Image courtesy of Pixabay

Researchers asked 1,787 American adults between the ages of 19 and 32 how often they used 11 different social platforms and how socially isolated they felt. Those who spent more than two hours a day on social media were twice as likely to report feeling isolated than people who spent 30 minutes or less on social sites per day. Even more striking, people with the most frequent social site visits (58 or more a week) were more than three times as likely to feel isolated than those who logged fewer than 9 weekly visits, according to NPR.

Study co-author Brian Primack, director of the Center for Research on Media, Technology and Health at the University of Pittsburgh, told NPR that the findings took him by surprise. “It’s social media, so aren’t people going to be socially connected?” he said. But as we’ve written, our relationship with social media isn’t so simple, and it’s not always healthy.

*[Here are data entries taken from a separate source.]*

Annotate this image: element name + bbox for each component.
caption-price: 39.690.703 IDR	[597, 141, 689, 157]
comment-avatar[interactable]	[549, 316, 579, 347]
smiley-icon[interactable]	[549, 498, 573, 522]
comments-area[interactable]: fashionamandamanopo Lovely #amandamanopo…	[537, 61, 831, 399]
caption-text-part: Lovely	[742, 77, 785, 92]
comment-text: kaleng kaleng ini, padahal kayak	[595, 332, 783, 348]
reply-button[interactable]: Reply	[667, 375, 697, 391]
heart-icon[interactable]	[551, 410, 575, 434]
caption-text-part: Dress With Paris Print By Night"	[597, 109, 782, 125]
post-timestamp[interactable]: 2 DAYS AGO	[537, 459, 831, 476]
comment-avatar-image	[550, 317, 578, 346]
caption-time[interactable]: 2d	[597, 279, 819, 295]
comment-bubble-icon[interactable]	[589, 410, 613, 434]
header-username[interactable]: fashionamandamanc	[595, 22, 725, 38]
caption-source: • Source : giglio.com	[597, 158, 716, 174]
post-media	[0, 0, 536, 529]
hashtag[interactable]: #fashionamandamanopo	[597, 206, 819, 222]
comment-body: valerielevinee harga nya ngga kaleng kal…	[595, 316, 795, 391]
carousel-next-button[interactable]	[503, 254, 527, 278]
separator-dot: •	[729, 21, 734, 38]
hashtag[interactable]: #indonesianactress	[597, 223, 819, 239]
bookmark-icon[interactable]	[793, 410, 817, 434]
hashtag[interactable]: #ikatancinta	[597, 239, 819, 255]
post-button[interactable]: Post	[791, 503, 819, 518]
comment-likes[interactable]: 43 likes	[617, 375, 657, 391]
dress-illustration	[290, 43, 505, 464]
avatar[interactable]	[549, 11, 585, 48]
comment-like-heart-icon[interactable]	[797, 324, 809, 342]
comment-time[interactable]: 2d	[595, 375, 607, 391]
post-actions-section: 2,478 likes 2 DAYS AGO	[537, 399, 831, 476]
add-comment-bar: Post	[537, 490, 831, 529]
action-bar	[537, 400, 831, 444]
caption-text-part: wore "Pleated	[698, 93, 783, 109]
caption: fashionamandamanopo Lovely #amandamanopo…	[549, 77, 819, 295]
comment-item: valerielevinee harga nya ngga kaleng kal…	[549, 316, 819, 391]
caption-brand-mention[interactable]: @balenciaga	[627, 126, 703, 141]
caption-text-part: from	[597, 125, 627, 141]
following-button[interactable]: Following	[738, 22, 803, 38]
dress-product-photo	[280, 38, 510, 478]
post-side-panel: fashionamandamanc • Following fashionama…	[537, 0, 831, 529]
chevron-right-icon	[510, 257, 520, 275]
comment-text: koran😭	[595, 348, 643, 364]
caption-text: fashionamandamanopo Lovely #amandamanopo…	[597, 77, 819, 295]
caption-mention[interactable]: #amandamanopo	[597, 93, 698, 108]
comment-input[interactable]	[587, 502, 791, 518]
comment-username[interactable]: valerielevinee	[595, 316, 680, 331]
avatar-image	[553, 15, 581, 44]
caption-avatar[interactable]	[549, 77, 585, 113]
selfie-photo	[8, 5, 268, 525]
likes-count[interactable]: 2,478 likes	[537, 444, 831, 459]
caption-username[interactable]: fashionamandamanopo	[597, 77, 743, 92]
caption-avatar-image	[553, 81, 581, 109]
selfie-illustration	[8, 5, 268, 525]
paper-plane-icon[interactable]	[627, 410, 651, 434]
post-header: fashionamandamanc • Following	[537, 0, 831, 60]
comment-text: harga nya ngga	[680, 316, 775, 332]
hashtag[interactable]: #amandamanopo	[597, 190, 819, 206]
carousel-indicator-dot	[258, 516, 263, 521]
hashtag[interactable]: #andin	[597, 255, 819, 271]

It’s important to note that this study proved correlation not causation, meaning the researchers can’t say for sure that constantly using social media makes people feel lonely. It could be that lacking social connections makes people more likely to head online in the first place, or some unknown factor could be at play. FOMO could also work against you here — you go online to feel connected only to see the connections other people seem to be creating without you. Plus, the fact that we tend to present the rose-colored-glasses view of our lives (travel with family, meals with friends) rather than reality (late nights alone at the office, first dates that don’t go anywhere) doesn’t help.

This doesn’t mean you should delete your social accounts immediately, but it is a wake-up call. Connections with people you interact with in real life can’t be easily replaced by DMs and likes. If you really want to forge meaningful relationships, try getting offline more often to do it.